Theaterschule Aachen zeigt "An der Arche um Acht"

Kultur in Aachen : Drolliges Trio und ein blinder Passagier

Mit „An der Arche um Acht“ feierte die Theaterschule Aachen jetzt Premiere im Space des Ludwig Forums Aachen. „Es ist für mich immer wieder erfreulich, die Entwicklung meiner Schüler zu sehen.

Vor nicht allzu langer Zeit hatten sie ihre Aufnahmeprüfung, und jetzt erzählen sie wundervolle Geschichten wie diese: von einer Pinguin-Freundschaft, himmlischen Geboten, göttlichem Glänzen durch Abwesenheit und Käsekuchen. Es ist ein wahres Vergnügen“, freute sich die Leiterin der Theaterschule Aachen, Ingeborg Meyer, nach der Premiere.

Ulrich Hubs Kinderstück, gekonnt von den Schülern interpretiert, unter der einfühlsamen Regie von Dozent Roman Kohnle auf den Bühnenbrettern zu erleben, das sei sehenswert für Jung und Alt. „Wir sind stolz auf diese Produktion“, betonte Meyer.

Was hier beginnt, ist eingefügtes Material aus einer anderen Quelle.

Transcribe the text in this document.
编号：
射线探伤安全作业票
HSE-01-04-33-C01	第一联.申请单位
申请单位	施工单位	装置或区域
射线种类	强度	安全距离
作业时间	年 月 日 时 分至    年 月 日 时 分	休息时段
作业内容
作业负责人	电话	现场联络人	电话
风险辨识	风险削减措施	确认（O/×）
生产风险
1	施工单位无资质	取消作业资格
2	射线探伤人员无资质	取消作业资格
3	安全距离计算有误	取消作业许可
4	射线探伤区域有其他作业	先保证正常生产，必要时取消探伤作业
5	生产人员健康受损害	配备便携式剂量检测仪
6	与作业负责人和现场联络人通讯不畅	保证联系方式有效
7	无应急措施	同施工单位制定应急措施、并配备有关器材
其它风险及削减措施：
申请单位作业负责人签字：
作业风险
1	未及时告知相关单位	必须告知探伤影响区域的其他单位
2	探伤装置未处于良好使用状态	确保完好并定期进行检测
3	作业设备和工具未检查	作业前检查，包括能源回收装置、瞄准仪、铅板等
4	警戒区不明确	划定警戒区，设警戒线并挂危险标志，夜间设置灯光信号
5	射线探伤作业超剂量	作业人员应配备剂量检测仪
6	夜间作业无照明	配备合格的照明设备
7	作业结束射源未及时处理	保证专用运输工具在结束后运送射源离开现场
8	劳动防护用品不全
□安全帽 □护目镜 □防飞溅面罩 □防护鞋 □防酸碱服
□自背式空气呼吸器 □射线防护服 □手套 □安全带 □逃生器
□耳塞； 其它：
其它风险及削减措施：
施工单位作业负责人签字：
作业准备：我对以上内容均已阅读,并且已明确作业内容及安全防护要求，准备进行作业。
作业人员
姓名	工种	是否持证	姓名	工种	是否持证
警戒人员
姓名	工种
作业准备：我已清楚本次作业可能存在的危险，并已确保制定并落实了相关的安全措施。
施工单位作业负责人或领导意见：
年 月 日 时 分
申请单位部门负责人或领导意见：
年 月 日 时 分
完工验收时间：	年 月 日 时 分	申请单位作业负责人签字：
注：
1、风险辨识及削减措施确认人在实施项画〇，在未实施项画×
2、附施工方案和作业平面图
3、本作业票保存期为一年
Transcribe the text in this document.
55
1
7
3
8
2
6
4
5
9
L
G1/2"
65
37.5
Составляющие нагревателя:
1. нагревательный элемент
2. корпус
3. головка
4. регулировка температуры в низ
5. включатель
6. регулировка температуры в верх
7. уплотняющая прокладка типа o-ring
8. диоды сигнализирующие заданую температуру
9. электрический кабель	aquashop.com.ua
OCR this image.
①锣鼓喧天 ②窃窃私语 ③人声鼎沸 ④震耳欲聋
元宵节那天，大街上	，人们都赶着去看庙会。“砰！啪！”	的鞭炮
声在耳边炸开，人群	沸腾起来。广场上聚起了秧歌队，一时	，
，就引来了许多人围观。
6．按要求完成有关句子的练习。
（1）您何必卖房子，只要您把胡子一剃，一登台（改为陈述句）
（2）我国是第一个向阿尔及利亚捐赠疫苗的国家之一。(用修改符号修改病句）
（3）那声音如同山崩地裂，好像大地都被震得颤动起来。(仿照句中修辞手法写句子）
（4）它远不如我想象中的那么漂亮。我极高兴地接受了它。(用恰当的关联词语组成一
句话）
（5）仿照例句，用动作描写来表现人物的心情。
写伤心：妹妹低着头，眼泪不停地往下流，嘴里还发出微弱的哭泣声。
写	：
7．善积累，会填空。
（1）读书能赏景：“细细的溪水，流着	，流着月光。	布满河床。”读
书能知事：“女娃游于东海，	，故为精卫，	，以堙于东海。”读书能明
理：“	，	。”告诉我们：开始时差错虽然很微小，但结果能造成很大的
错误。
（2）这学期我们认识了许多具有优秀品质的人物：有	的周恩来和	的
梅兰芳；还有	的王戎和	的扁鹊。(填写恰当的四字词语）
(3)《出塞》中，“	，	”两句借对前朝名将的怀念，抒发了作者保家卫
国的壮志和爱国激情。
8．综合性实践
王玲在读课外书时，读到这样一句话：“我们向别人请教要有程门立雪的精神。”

Da sich das Stück für die ganze Familie bestens eignet, wird es nach den Aufführungen für Kindergärten und Schulen im neuen Jahr neu aufgelegt.

Es macht einfach Spaß, wenn man die jungen Schauspieler Caterina Schäfer (1. Pinguin), Johannes Schöneberger (2. Pinguin), Franziska Schneider (3. Pinguin), Yvonne Hofmann (Taube) und Marvin Moers (Noah) spielen und singen sieht. In wochenlanger Probenarbeit haben sie zum Beispiel gelernt, sich wie Pinguine zu bewegen, und sich in die Handlung hineinversetzt. Roman Kohnle hat das Stück für alle Altersgruppen sensibel inszeniert.

Die Handlung spielt im ewigen Eis und Schnee. Drei watschelnde Gestalten betreten die Bühne. Doch die Pinguine langweilen sich, denn es passiert einfach nichts, außer, dass der Wind pfeift. Doch dann kommen plötzlich zuerst ein Schmetterling und dann eine Taube ins Spiel. Die Pinguine philosophieren über Gott, der dann dafür sorgt, dass tatsächlich noch viel mehr passiert: Die Sintflut setzt ein mit 40 Tagen Regen ohne Unterlass. Die Taube als Gehilfin Gottes verteilt Tickets für Noahs Arche, die jeweils zwei Geschöpfe jeder Art aufnimmt, um sie vorm Weltuntergang zu bewahren. „Das ist keine Luxuskreuzfahrt, sondern eine Rettungskation“, erklärt die Taube, als sie den drei Freunden eröffnet, dass leider einer von ihnen nicht mit darf.

„An der Arche um Acht“ heißt die Losung, und die drei Freunde finden eine Möglichkeit, einen von ihnen als blinden Passagier hinein zu schmuggeln. Was dann alles passiert, bringt das Ensemble der Theaterschule Aachen mit vielen Details auf die Bühne. So kümmert sich Marvin Moers neben seiner Rolle als Noah auch noch um Geräusche und Musik. Moderne Bildprojektionen sorgen für die Kulisse und versetzen die Zuschauer in eine Welt aus Eis und Schnee und tief in den Bauch der Arche.